Families invite players for Friday-night meals and to the family sukkah for Sukkot. Most of the players are very young. Artzi: “We try to look for foreign players under the age of 25 so it’s important to give them a feeling of home and support in a strange country.” Artzi figures this special relationship with the community is one-third responsible for the team’s success.

In return, the team gives back to the community. Every year, the whole village is invited to the team’s opening practice before the beginning of the season. “Following this year’s practice, the town and the players shared a feast with 150 fans.” The team also has a policy of recognizing veteran members of the yishuv during time-outs of home games.

If there is one player who’s the model of Gilboa/Galil’s approach, it’s Joaquin Shuchman, who has been in the club’s system for nine years, the past six with the parent team. At 23, Shuchman has been team captain for four years, the youngest player in the history of the Premier League to captain a team. Though not the most gifted athlete, his frenetic style of play, particularly on defense, and buoyant personality is infectious. Shuchman has turned down richer offers from higher profile teams in Israel to remain where he is.

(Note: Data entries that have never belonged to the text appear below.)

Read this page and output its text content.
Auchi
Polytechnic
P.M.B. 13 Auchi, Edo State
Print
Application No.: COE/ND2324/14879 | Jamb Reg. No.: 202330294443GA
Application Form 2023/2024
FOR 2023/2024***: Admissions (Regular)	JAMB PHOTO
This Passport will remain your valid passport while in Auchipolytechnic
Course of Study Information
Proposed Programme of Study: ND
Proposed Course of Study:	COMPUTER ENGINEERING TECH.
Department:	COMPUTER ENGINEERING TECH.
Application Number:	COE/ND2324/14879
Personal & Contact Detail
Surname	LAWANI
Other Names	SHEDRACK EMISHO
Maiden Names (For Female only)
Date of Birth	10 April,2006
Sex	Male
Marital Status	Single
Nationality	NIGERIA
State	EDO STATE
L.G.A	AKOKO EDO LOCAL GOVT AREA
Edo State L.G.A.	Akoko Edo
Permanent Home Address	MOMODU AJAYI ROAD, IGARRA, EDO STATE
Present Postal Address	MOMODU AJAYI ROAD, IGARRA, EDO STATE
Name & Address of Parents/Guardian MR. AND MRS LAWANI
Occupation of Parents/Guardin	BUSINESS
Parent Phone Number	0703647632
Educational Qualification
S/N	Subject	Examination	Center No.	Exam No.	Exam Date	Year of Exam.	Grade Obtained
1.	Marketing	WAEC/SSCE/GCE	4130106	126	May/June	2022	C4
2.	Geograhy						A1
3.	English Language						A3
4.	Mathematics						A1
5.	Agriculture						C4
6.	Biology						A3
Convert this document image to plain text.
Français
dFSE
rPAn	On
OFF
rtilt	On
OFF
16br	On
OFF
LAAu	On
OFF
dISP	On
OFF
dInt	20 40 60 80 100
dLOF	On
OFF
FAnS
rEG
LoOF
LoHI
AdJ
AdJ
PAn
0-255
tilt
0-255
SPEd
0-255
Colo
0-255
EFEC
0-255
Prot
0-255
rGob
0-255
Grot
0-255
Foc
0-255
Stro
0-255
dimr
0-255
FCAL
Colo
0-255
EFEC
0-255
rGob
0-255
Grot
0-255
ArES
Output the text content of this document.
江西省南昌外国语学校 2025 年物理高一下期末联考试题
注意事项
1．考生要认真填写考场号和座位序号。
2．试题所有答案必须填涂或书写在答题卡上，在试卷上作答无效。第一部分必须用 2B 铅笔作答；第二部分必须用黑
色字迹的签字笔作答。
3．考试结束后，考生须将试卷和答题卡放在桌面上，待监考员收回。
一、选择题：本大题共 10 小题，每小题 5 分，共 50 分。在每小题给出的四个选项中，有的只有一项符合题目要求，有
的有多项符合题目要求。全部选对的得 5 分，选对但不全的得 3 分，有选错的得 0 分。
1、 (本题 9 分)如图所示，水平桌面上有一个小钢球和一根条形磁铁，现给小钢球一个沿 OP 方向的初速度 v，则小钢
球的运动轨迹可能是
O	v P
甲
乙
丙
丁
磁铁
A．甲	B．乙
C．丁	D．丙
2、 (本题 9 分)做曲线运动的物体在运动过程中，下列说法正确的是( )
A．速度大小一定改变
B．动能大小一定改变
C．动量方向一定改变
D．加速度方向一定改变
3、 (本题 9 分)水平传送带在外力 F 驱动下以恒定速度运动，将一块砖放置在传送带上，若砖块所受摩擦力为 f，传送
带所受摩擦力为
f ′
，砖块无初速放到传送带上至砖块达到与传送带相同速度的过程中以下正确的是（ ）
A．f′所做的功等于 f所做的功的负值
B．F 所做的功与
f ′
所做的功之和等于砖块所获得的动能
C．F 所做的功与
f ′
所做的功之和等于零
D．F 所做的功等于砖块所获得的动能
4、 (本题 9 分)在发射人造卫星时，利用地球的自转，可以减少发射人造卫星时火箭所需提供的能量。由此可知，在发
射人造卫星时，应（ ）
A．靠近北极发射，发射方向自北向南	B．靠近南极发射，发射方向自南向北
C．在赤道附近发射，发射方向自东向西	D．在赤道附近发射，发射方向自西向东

Shuchman immigrated from Argentina at age seven with his family, who settled in Nahariya. Artzi spotted him playing in a youth league at age 14 and was impressed by his potential. He helped the Shuchman family move to a local moshav and arranged housing and work for everyone. Shuchman himself gives recognition to the team’s professional staff, atmosphere of cooperation and close support of the community, agreeing that it’s vital to Gilboa/Galil’s success.

The team’s fast start can be attributed to continued development of their Israeli players such as Shuchman, Tal Karpels and Natanel Artzi, who complement their four new foreigners, Bryant Crawford, James Kelley, Ian Miller and Greg Whittington.

The man who puts it together for Gilboa/Galil is coach Ariel Beit Halachmi, who took over the reins during the final third of the team’s relegation season and has remained with them since. Beit Halachmi enhanced his reputation this summer by coaching Israel’s Men’s Under 20 basketball team to a European title. This was the first time in history that any Israeli team won a FIBA championship at any level.

Beit Halachmi’s team employs pressure defense and an up-tempo offense that has Gilboa/Galil leading the league in scoring with 93.8 points a contest. He says this year’s team is probably more athletic and plays a faster pace that his previous teams, but is cautious. “It’s early in the season, we have a young team that needs to work on staying relaxed and in control, and hopefully we can avoid the run of serious injuries that hit us last season.”